Waikiki Beach is the two-mile stretch from the
Outrigger Canoe Club to the Hilton Hawaiian Village Lagoon. Ancient
Hawaiians knew this region as Kona, meaning leeward shore. In old Hawaii,
the wide, white beaches and good surfing waves of Oahu's Kona district
were a natural draw.
By the late 1800s beach houses were sprouting up, and
in 1901, the Moana Hotel was built. Hawaii's soon-to-be famous
vacationland was open for business.
Today, this beach would be unrecognizable to 19th
century residents. Imported sand, sea walls and alterations of the
shoreline to reduce erosion have turned Waikiki Beach into an entirely
different place.
This isn't all bad. OK, the bulkheads made the sand
loss even worse and some of the hotels hog the beach. But this bustling
area is alive with people from all over the world and every walk of life.

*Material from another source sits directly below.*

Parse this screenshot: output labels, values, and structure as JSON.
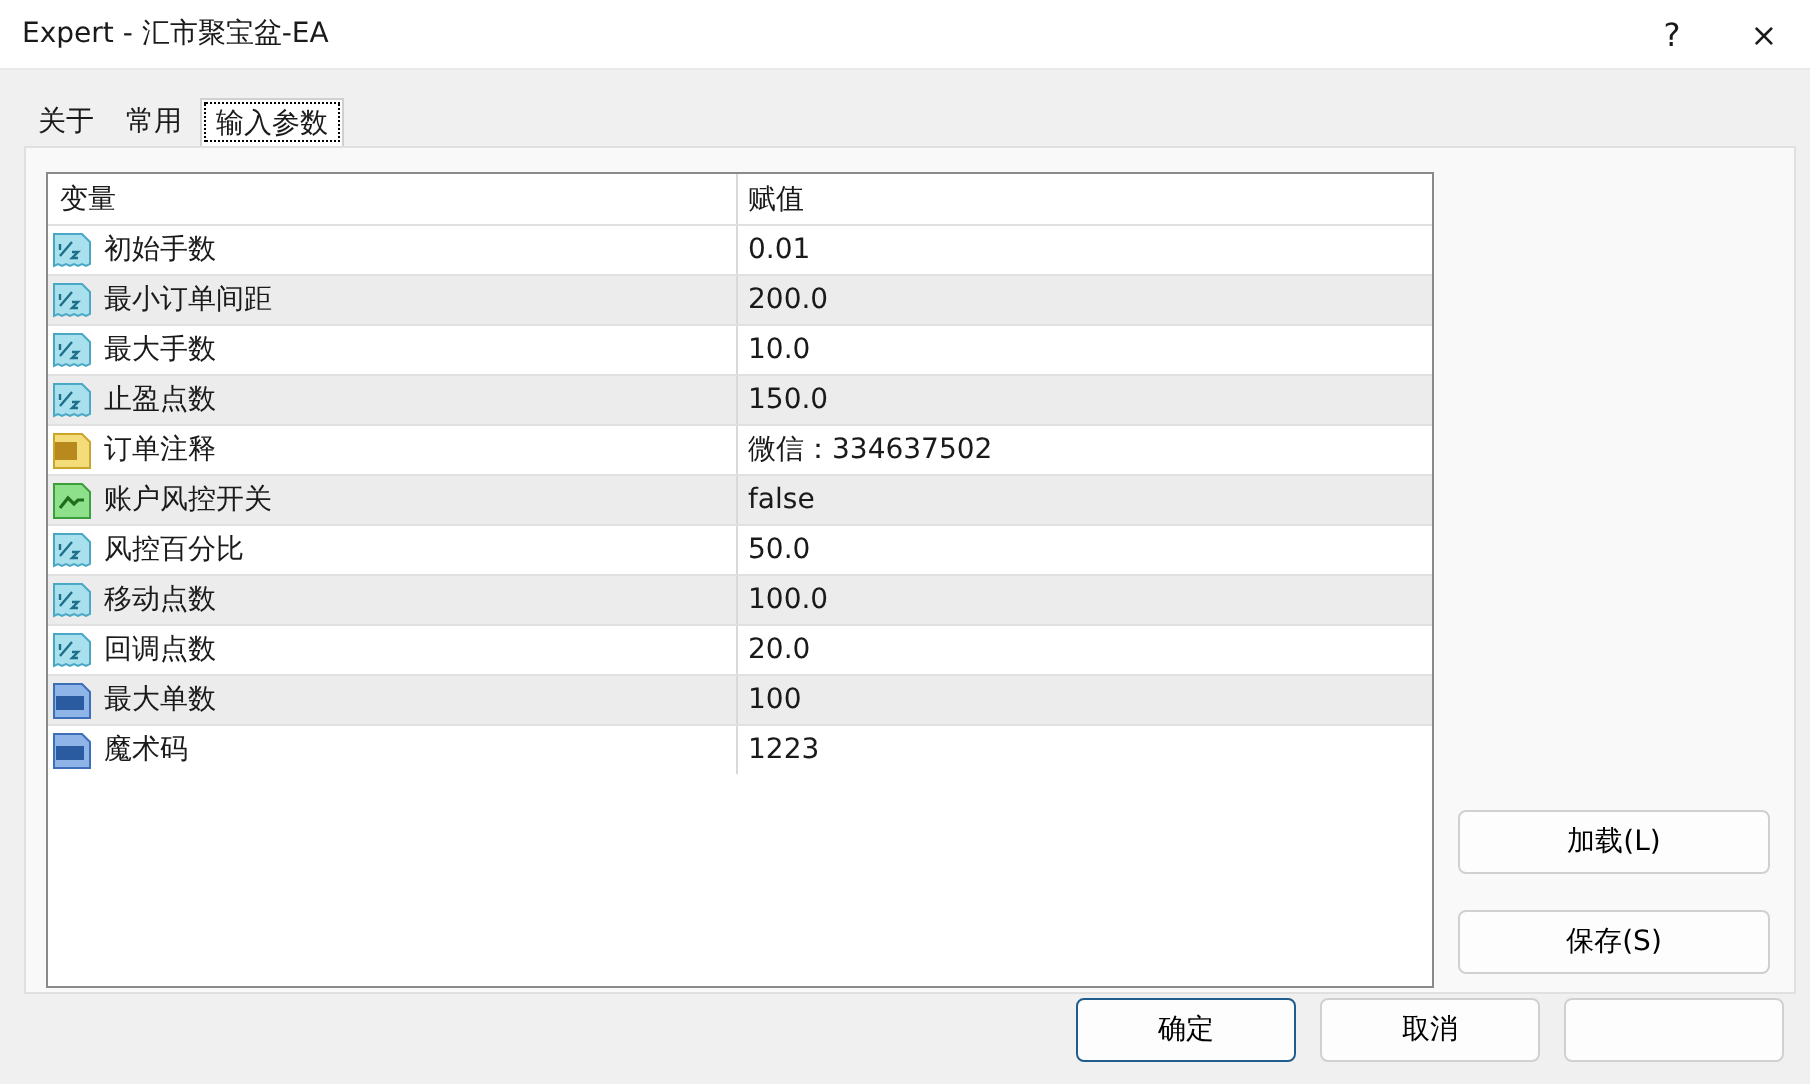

That's because it's fun to go there, especially with the new path and park
meandering through its heart.
There's no place on Earth where modern city meets
untamed wilderness with such grace and style. Rippling waterfalls decorate
the walkway that winds around benches, chess tables and grassy picnic
spots. The Duke Kahanamoku statue is now the centerpiece of Waikiki Beach,
as it should be. It was my pleasure to take pictures of smiling Japanese
couples standing in front of those big, welcoming arms.
Tourists in swimsuits mingle with green-haired kids who
stroll shoulder-to-shoulder with military men. There are lifeguards in
towers, police on bicycles and people in wheelchairs. Local folks play
chess, surf and socialize under the freshly planted shade trees.
I was particularly impressed with the new police
substation, next to the famous (and renovated) surfboard racks. With its
flower beds, soft lighting and big windows, this HPD office reminds me of
a beach bungalow. It's the first police station I have ever seen that made
me want to drop in for a chat.
I liked this fixed-up part of Waikiki so much that I
stayed for a couple of hours, strolling, sitting and people-watching. That
evening, when my husband asked me what I wanted to do for a Friday night
outing, guess what I chose? We had a Waikiki walking date, something
millions of people travel thousands of miles and spend lots of money for.
For those of us lucky enough to live in Hawaii, Waikiki
is only minutes away and free.
Many Hawaii residents, however, don't go there because
parking is hard and the place is crowded. But there's a way to solve both
problems at one time. Park on the edge of Waikiki, walk along the charming
new pathway and become one of the international throng enjoying this
world-class beach park.
It's fun, it's free, and if you happen to need it, it's
a sure cure for writer's block. I've been writing up a storm ever since.